In het kader van dit soort onvolwassen en gevaarlijke a-nationale politieke spelletjes kan het daarom geen kwaad de woorden van voormalig minister-president Jopie Pengel in herinnering te brengen. Rond de aardolievondst te Calcutta in oktober 1965 keek hij haast profetisch vooruit op wat er komen zou voor Suriname met de woorden: "Grote ontwikkelingen voor Suriname komen niet uit de lucht vallen, maar die zijn het resultaat van visie, geduld en strijd." En aansluitend daarop zei hij: "Op een dag zullen onze auto's op onze eigen gasoline rijden." Hoe waar zijn die woorden vandaag aan de dag niet geworden? Verder onderzoek na Calcutta leidde uiteindelijk tot de oprichting van Staatsolie en een steeds verder florerende olie-industrie in Suriname. Nog steeds met olievelden van Calcutta en Tambaredjo als belangrijkste bronnen.

Maar er mag nimmer vergeten worden dat wij de weelde van een bloeiende olie-industrie en Staatsolie te danken hebben aan de visie en inspanningen van mensen als Frank Essed, Jopie Pengel, Hugo Coleridge en andere pioniers bij de toenmalige Geologische Mijnbouwkundige Dienst en natuurlijk ook mensen als Eddy Jharap, Iwan Kortram, Ben Nuboer. 

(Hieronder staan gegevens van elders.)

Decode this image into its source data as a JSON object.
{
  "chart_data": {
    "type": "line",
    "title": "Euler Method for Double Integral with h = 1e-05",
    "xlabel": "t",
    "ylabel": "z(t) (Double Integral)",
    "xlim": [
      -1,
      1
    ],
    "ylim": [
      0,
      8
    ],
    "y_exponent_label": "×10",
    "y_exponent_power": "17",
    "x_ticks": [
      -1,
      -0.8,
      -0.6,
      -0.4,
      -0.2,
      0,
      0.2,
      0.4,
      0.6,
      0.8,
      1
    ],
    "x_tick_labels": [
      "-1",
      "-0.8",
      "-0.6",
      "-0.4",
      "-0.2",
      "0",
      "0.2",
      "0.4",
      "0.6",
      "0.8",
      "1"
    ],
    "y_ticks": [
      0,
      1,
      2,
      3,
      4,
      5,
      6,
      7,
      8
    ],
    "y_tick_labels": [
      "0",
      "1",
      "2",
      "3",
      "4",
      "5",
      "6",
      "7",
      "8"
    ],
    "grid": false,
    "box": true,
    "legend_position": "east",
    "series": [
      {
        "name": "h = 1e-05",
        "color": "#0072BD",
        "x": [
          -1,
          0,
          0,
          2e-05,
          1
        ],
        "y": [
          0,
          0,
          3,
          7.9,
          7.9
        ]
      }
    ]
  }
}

En als wij namen noemen mag zeker de naam van president Ronald Venetiaan niet vergeten worden, die gedurende drie regeertermijnen het management van Staatsolie robuust heeft ondersteund. Hierdoor kon achtereenvolgens in februari 1995 de (eerste) raffinaderij worden gebouwd en in augustus 2006 dochtermaatschappij SPCS haar powercentrale openen. Ja, dezelfde SPCS die vandaag de dag de Afobaka-waterkrachtcentrale voor ons gaat draaien. In 2008 werd de Vision 2020 Implementation Strategy door de toenmalige regering goedgekeurd, waarin projecten als Tapajai en het Ethanolproject waren opgenomen. In 2009 werd begonnen met de Refinery Expansion Project, de uitbreiding van de raffinaderij. Eerder was in 2004 besloten versneld PSC-partners te zoeken om het offshore gebied verder te exploreren, met als resultaat dat in 2008 bij West Tapir het eerste boorplatform in het offshore gebied kwam. In alle PSC’s vanaf toen staat standaard dat Staatsolie niet bijdraagt in de exploratiekosten, maar bij succes Suriname wel aanspraak maakt op 6,25% royalty, 36% belasting en bovendien de optie heeft om via Staatsolie voor 20% te participeren in de productie! Al deze inzet heeft ervoor gezorgd dat Staatsolie aan het eind van de regering Venetiaan-III een ONE BILLION DOLLAR COMPANY was geworden.

Zet tegen dat alles af de pogingen van Desi Bouterse, Jules Wijdenbosch, Errol Alibux en Dilip Sardjoe om Staatsolie eind jaren ‘90 voor een habbekrats, "wan sigaret moni", te verkopen aan Daewoo en Fletcher. Hoe schril steekt dat niet af bij de echte grote ontwikkelingen bij Staatsolie? Lees de memoires van Jharap maar erop na, bladzijde 333 t/m 365, om meer te weten over de manipulaties van voormalig president Wijdenbosch om hem weg te krijgen en vrij spel te hebben met Staatsolie. Daar zal je ook lezen hoe laatdunkend met name de toenmalige ‘adviseur van Staat’ Desi Bouterse zich in Ocer uitliet over Staatsolie om te rechtvaardigen dat het moest worden verkocht. Wel, "No wan pikin yap yapi, no wan pikin kes' kesi mus’ kon dyompo tek' a show fu Staatsolie now." Omdat als het van hen had afgehangen dan zou Staatsolie vandaag aan de dag niet van ons, het volk van Suriname, zijn, maar van de Koreanen van Daewoo of de Australiërs en Amerikanen van Fletcher. 

God zij dank dat de massieve strijd van het volk van Suriname toen de snode plannen van Bouterse, Wijdenbosch, Alibux en Sardjoe heeft weten te verhinderen. Daarmee kregen de woorden van Jopie Pengel een historische en heroïsche lading, want werkelijk: "Grote ontwikkelingen voor Suriname komen niet uit de lucht vallen, maar ze zijn het resultaat van VISIE, GEDULD en STRIJD."